Brian Niiya, editor of the Densho Encyclopedia, a resource that covers the history of the Japanese American WWII exclusion and incarceration, similarly noted that Japanese Americans growing up in the 1960s were heavily influenced by the Civil Rights Movement and ended up leading the redress movement themselves. Moreover, the Japanese American cause was aided by Black legislators and activists. 

“Redress would never have happened without the assistance of African Americans, particularly on the legislative side,” Niiya explained, naming Mervyn Dymally and Ron Dellums, both of whom represented California in Congress, “and many others who played a key role.”
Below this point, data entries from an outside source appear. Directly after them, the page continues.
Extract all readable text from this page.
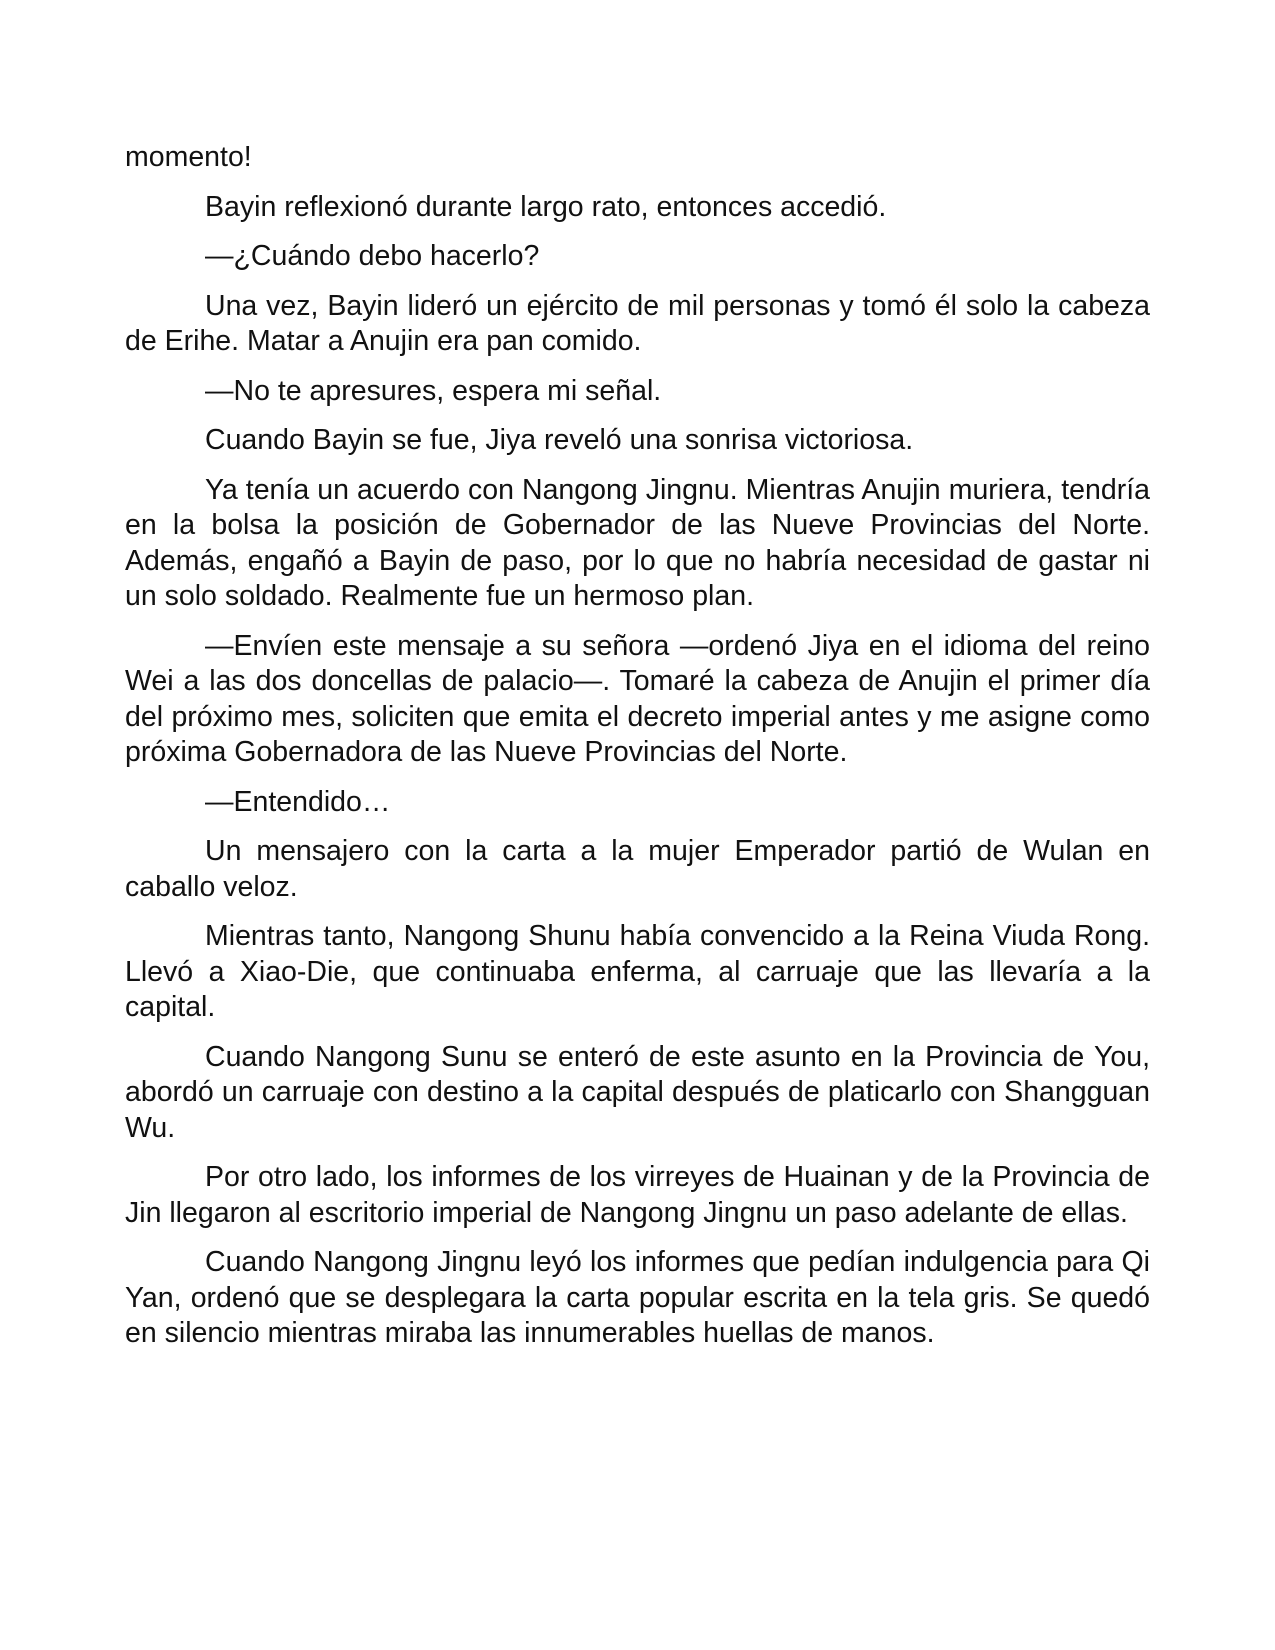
momento!

Bayin reflexionó durante largo rato, entonces accedió.

—¿Cuándo debo hacerlo?

Una vez, Bayin lideró un ejército de mil personas y tomó él solo la cabeza de Erihe. Matar a Anujin era pan comido.

—No te apresures, espera mi señal.

Cuando Bayin se fue, Jiya reveló una sonrisa victoriosa.

Ya tenía un acuerdo con Nangong Jingnu. Mientras Anujin muriera, tendría en la bolsa la posición de Gobernador de las Nueve Provincias del Norte. Además, engañó a Bayin de paso, por lo que no habría necesidad de gastar ni un solo soldado. Realmente fue un hermoso plan.

—Envíen este mensaje a su señora —ordenó Jiya en el idioma del reino Wei a las dos doncellas de palacio—. Tomaré la cabeza de Anujin el primer día del próximo mes, soliciten que emita el decreto imperial antes y me asigne como próxima Gobernadora de las Nueve Provincias del Norte.

—Entendido…

Un mensajero con la carta a la mujer Emperador partió de Wulan en caballo veloz.

Mientras tanto, Nangong Shunu había convencido a la Reina Viuda Rong. Llevó a Xiao-Die, que continuaba enferma, al carruaje que las llevaría a la capital.

Cuando Nangong Sunu se enteró de este asunto en la Provincia de You, abordó un carruaje con destino a la capital después de platicarlo con Shangguan Wu.

Por otro lado, los informes de los virreyes de Huainan y de la Provincia de Jin llegaron al escritorio imperial de Nangong Jingnu un paso adelante de ellas.

Cuando Nangong Jingnu leyó los informes que pedían indulgencia para Qi Yan, ordenó que se desplegara la carta popular escrita en la tela gris. Se quedó en silencio mientras miraba las innumerables huellas de manos.
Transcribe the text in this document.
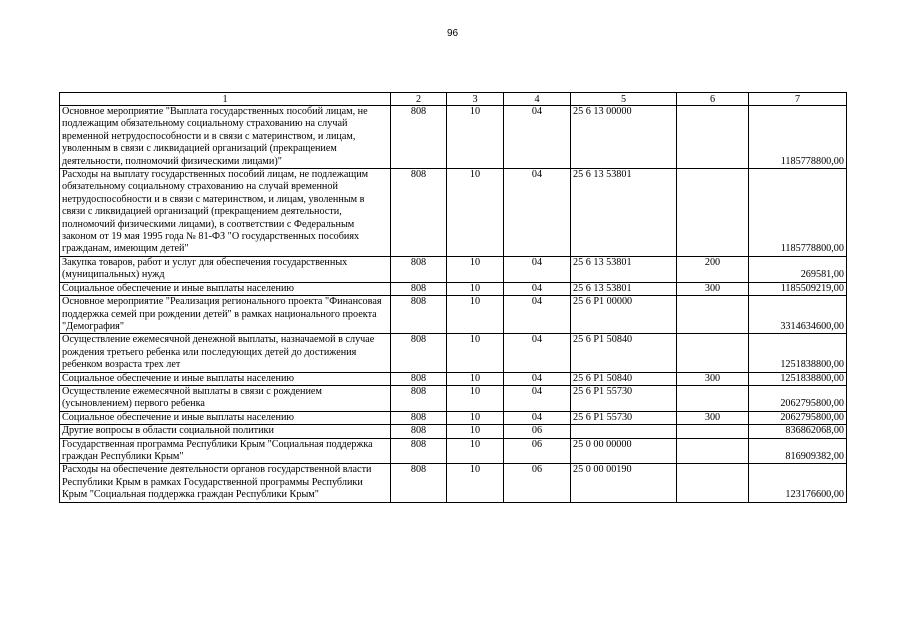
96
1	2	3	4	5	6	7
Основное мероприятие "Выплата государственных пособий лицам, не подлежащим обязательному социальному страхованию на случай временной нетрудоспособности и в связи с материнством, и лицам, уволенным в связи с ликвидацией организаций (прекращением деятельности, полномочий физическими лицами)"	808	10	04	25 6 13 00000		1185778800,00
Расходы на выплату государственных пособий лицам, не подлежащим обязательному социальному страхованию на случай временной нетрудоспособности и в связи с материнством, и лицам, уволенным в связи с ликвидацией организаций (прекращением деятельности, полномочий физическими лицами), в соответствии с Федеральным законом от 19 мая 1995 года № 81-ФЗ "О государственных пособиях гражданам, имеющим детей"	808	10	04	25 6 13 53801		1185778800,00
Закупка товаров, работ и услуг для обеспечения государственных (муниципальных) нужд	808	10	04	25 6 13 53801	200	269581,00
Социальное обеспечение и иные выплаты населению	808	10	04	25 6 13 53801	300	1185509219,00
Основное мероприятие "Реализация регионального проекта "Финансовая поддержка семей при рождении детей" в рамках национального проекта "Демография"	808	10	04	25 6 P1 00000		3314634600,00
Осуществление ежемесячной денежной выплаты, назначаемой в случае рождения третьего ребенка или последующих детей до достижения ребенком возраста трех лет	808	10	04	25 6 P1 50840		1251838800,00
Социальное обеспечение и иные выплаты населению	808	10	04	25 6 P1 50840	300	1251838800,00
Осуществление ежемесячной выплаты в связи с рождением (усыновлением) первого ребенка	808	10	04	25 6 P1 55730		2062795800,00
Социальное обеспечение и иные выплаты населению	808	10	04	25 6 P1 55730	300	2062795800,00
Другие вопросы в области социальной политики	808	10	06			836862068,00
Государственная программа Республики Крым "Социальная поддержка граждан Республики Крым"	808	10	06	25 0 00 00000		816909382,00
Расходы на обеспечение деятельности органов государственной власти Республики Крым в рамках Государственной программы Республики Крым "Социальная поддержка граждан Республики Крым"	808	10	06	25 0 00 00190		123176600,00
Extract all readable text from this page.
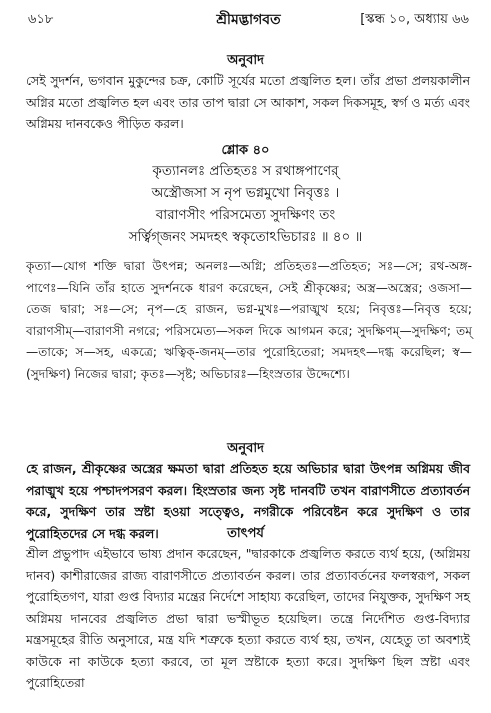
৬১৮	শ্রীমদ্ভাগবত	[স্কন্ধ ১০, অধ্যায় ৬৬
অনুবাদ

সেই সুদর্শন, ভগবান মুকুন্দের চক্র, কোটি সূর্যের মতো প্রজ্বলিত হল। তাঁর প্রভা প্রলয়কালীন অগ্নির মতো প্রজ্বলিত হল এবং তার তাপ দ্বারা সে আকাশ, সকল দিকসমূহ, স্বর্গ ও মর্ত্য এবং অগ্নিময় দানবকেও পীড়িত করল।

শ্লোক ৪০
কৃত্যানলঃ প্রতিহতঃ স রথাঙ্গপাণের্
অস্ত্রৌজসা স নৃপ ভগ্নমুখো নিবৃত্তঃ ।
বারাণসীং পরিসমেত্য সুদক্ষিণং তং
সর্ত্বিগ্জনং সমদহৎ স্বকৃতোঽভিচারঃ ॥ ৪০ ॥

কৃত্যা—যোগ শক্তি দ্বারা উৎপন্ন; অনলঃ—অগ্নি; প্রতিহতঃ—প্রতিহত; সঃ—সে; রথ-অঙ্গ-পাণেঃ—যিনি তাঁর হাতে সুদর্শনকে ধারণ করেছেন, সেই শ্রীকৃষ্ণের; অস্ত্র—অস্ত্রের; ওজসা—তেজ দ্বারা; সঃ—সে; নৃপ—হে রাজন, ভগ্ন-মুখঃ—পরাঙ্মুখ হয়ে; নিবৃত্তঃ—নিবৃত্ত হয়ে; বারাণসীম্—বারাণসী নগরে; পরিসমেত্য—সকল দিকে আগমন করে; সুদক্ষিণম্—সুদক্ষিণ; তম্—তাকে; স—সহ, একত্রে; ঋত্বিক্-জনম্—তার পুরোহিতেরা; সমদহৎ—দগ্ধ করেছিল; স্ব—(সুদক্ষিণ) নিজের দ্বারা; কৃতঃ—সৃষ্ট; অভিচারঃ—হিংস্রতার উদ্দেশ্যে।

অনুবাদ

হে রাজন, শ্রীকৃষ্ণের অস্ত্রের ক্ষমতা দ্বারা প্রতিহত হয়ে অভিচার দ্বারা উৎপন্ন অগ্নিময় জীব পরাঙ্মুখ হয়ে পশ্চাদপসরণ করল। হিংস্রতার জন্য সৃষ্ট দানবটি তখন বারাণসীতে প্রত্যাবর্তন করে, সুদক্ষিণ তার স্রষ্টা হওয়া সত্ত্বেও, নগরীকে পরিবেষ্টন করে সুদক্ষিণ ও তার পুরোহিতদের সে দগ্ধ করল।	তাৎপর্য

শ্রীল প্রভুপাদ এইভাবে ভাষ্য প্রদান করেছেন, "দ্বারকাকে প্রজ্বলিত করতে ব্যর্থ হয়ে, (অগ্নিময় দানব) কাশীরাজের রাজ্য বারাণসীতে প্রত্যাবর্তন করল। তার প্রত্যাবর্তনের ফলস্বরূপ, সকল পুরোহিতগণ, যারা গুপ্ত বিদ্যার মন্ত্রের নির্দেশে সাহায্য করেছিল, তাদের নিযুক্তক, সুদক্ষিণ সহ অগ্নিময় দানবের প্রজ্বলিত প্রভা দ্বারা ভস্মীভূত হয়েছিল। তন্ত্রে নির্দেশিত গুপ্ত-বিদ্যার মন্ত্রসমূহের রীতি অনুসারে, মন্ত্র যদি শত্রুকে হত্যা করতে ব্যর্থ হয়, তখন, যেহেতু তা অবশ্যই কাউকে না কাউকে হত্যা করবে, তা মূল স্রষ্টাকে হত্যা করে। সুদক্ষিণ ছিল স্রষ্টা এবং পুরোহিতেরা
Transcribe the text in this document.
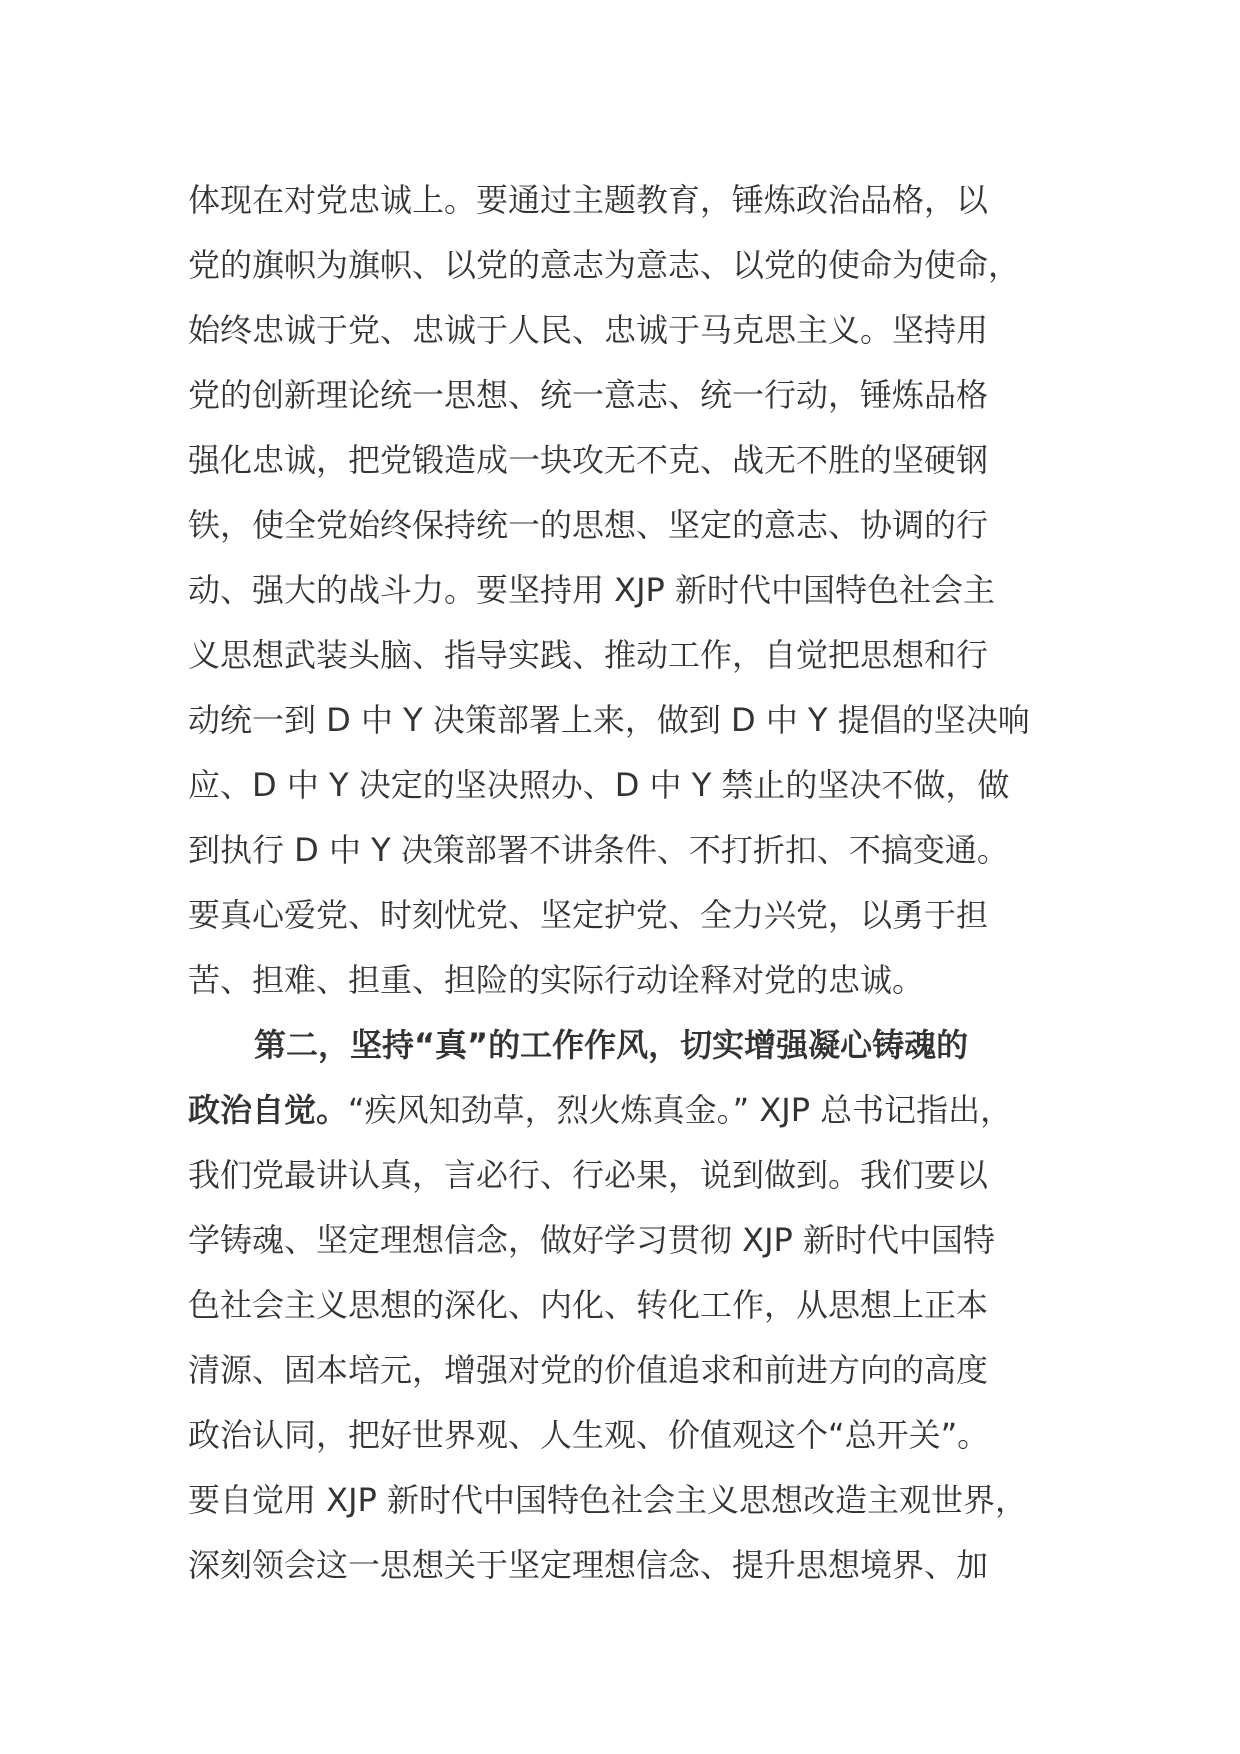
体现在对党忠诚上。要通过主题教育，锤炼政治品格，以
党的旗帜为旗帜、以党的意志为意志、以党的使命为使命，
始终忠诚于党、忠诚于人民、忠诚于马克思主义。坚持用
党的创新理论统一思想、统一意志、统一行动，锤炼品格
强化忠诚，把党锻造成一块攻无不克、战无不胜的坚硬钢
铁，使全党始终保持统一的思想、坚定的意志、协调的行
动、强大的战斗力。要坚持用 XJP 新时代中国特色社会主
义思想武装头脑、指导实践、推动工作，自觉把思想和行
动统一到 D 中 Y 决策部署上来，做到 D 中 Y 提倡的坚决响
应、D 中 Y 决定的坚决照办、D 中 Y 禁止的坚决不做，做
到执行 D 中 Y 决策部署不讲条件、不打折扣、不搞变通。
要真心爱党、时刻忧党、坚定护党、全力兴党，以勇于担
苦、担难、担重、担险的实际行动诠释对党的忠诚。
第二，坚持“真”的工作作风，切实增强凝心铸魂的
政治自觉。“疾风知劲草，烈火炼真金。” XJP 总书记指出，
我们党最讲认真，言必行、行必果，说到做到。我们要以
学铸魂、坚定理想信念，做好学习贯彻 XJP 新时代中国特
色社会主义思想的深化、内化、转化工作，从思想上正本
清源、固本培元，增强对党的价值追求和前进方向的高度
政治认同，把好世界观、人生观、价值观这个“总开关”。
要自觉用 XJP 新时代中国特色社会主义思想改造主观世界，
深刻领会这一思想关于坚定理想信念、提升思想境界、加
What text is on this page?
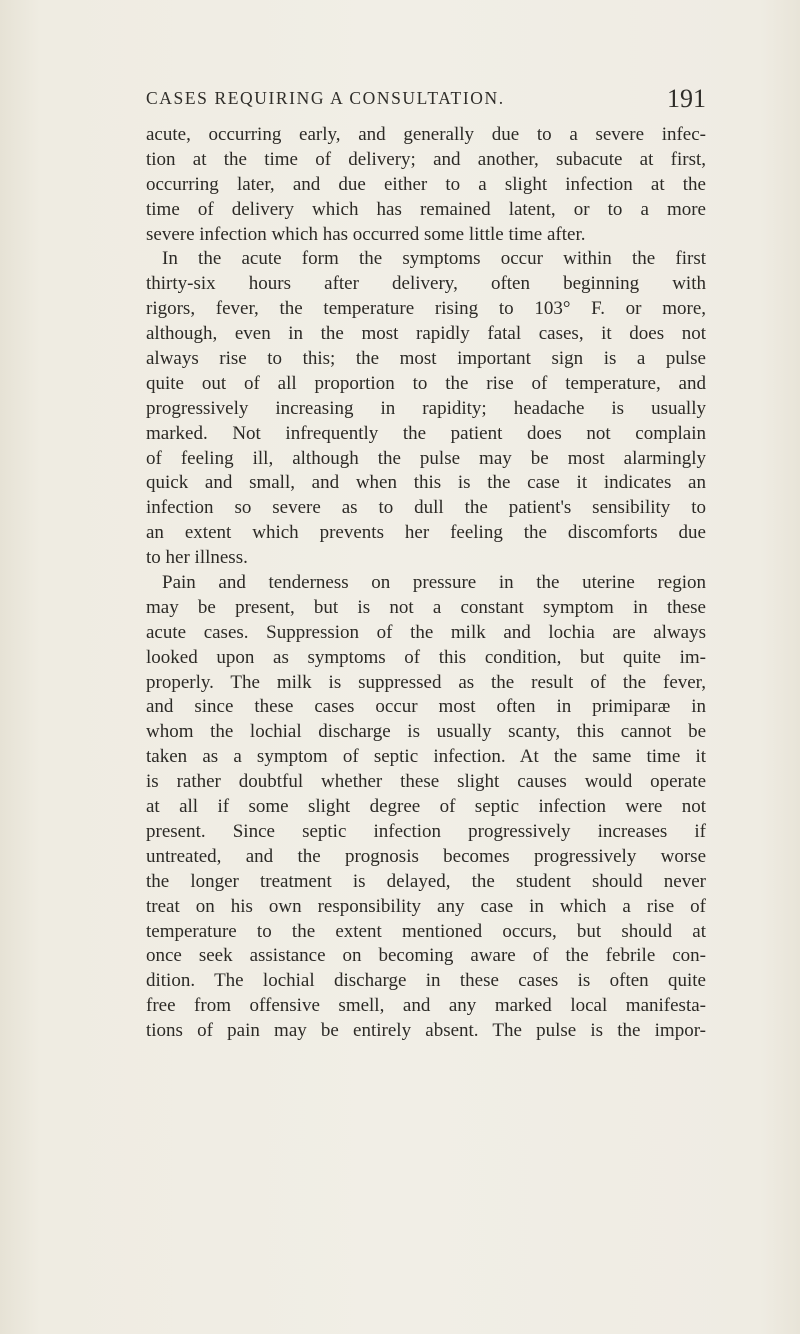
CASES REQUIRING A CONSULTATION.	191
acute, occurring early, and generally due to a severe infec-
tion at the time of delivery; and another, subacute at first,
occurring later, and due either to a slight infection at the
time of delivery which has remained latent, or to a more
severe infection which has occurred some little time after.
In the acute form the symptoms occur within the first
thirty-six hours after delivery, often beginning with
rigors, fever, the temperature rising to 103° F. or more,
although, even in the most rapidly fatal cases, it does not
always rise to this; the most important sign is a pulse
quite out of all proportion to the rise of temperature, and
progressively increasing in rapidity; headache is usually
marked. Not infrequently the patient does not complain
of feeling ill, although the pulse may be most alarmingly
quick and small, and when this is the case it indicates an
infection so severe as to dull the patient's sensibility to
an extent which prevents her feeling the discomforts due
to her illness.
Pain and tenderness on pressure in the uterine region
may be present, but is not a constant symptom in these
acute cases. Suppression of the milk and lochia are always
looked upon as symptoms of this condition, but quite im-
properly. The milk is suppressed as the result of the fever,
and since these cases occur most often in primiparæ in
whom the lochial discharge is usually scanty, this cannot be
taken as a symptom of septic infection. At the same time it
is rather doubtful whether these slight causes would operate
at all if some slight degree of septic infection were not
present. Since septic infection progressively increases if
untreated, and the prognosis becomes progressively worse
the longer treatment is delayed, the student should never
treat on his own responsibility any case in which a rise of
temperature to the extent mentioned occurs, but should at
once seek assistance on becoming aware of the febrile con-
dition. The lochial discharge in these cases is often quite
free from offensive smell, and any marked local manifesta-
tions of pain may be entirely absent. The pulse is the impor-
“There’s that connection and that indebtedness that a lot of Japanese Americans from that time remember,” he said. 

In both cases, obtaining reparations has felt like somewhat of an uphill battle. Today,  reparations for Black Americans elicit mixed feelings from the public, with roughly 3 in 10 U.S. adults saying descendants of enslaved people should be compensated in some way, according to Pew Research. Tamaki said the issue wasn’t always well received when it pertained to the Japanese American community either, with some reluctant to bring up a painful time in their lives, and others fearing that such a policy would have little impact when “they already lost so much.” Across both efforts, outsiders often argue that the injustices happened in the past and therefore should be “let go.” 

Tamaki said, however, that there continues to be a lack of understanding around how the racism and discrimination of slavery evolved into different modern-day forms. 

“It stems from this idea that reparations is for an aggrieved minority that’s undeserving, and this is a handout,” he said. “Rather this is really a debt. This is a societal obligation resulting from when we go back to 1619 — stolen wages, stolen property, stolen opportunities.”

Niiya similarly noted that the few years of Japanese American incarceration still resulted in economic and psychological impacts across generations. But it’s “nothing compared to the horrors of slavery.” 

“It’s natural there’s going to be this long-standing generational impact that results from that. The second thing is that it’s not just slavery,” Niiya said. “There’s things that happened in our lifetime with regard to Jim Crow, with regard to redlining that directly affects generations that are still alive today.” 

As it stands, the vast majority of task force proposals deal with reform, while just a handful relate to direct compensation, Tamaki pointed out. 

“We have not made a specific recommendation for individual compensation,” he said. “We have hired economists to shine a light on the depth of the economic harm because that’s never been done before, by anybody, and to basically calculate a number and put it before the American public.”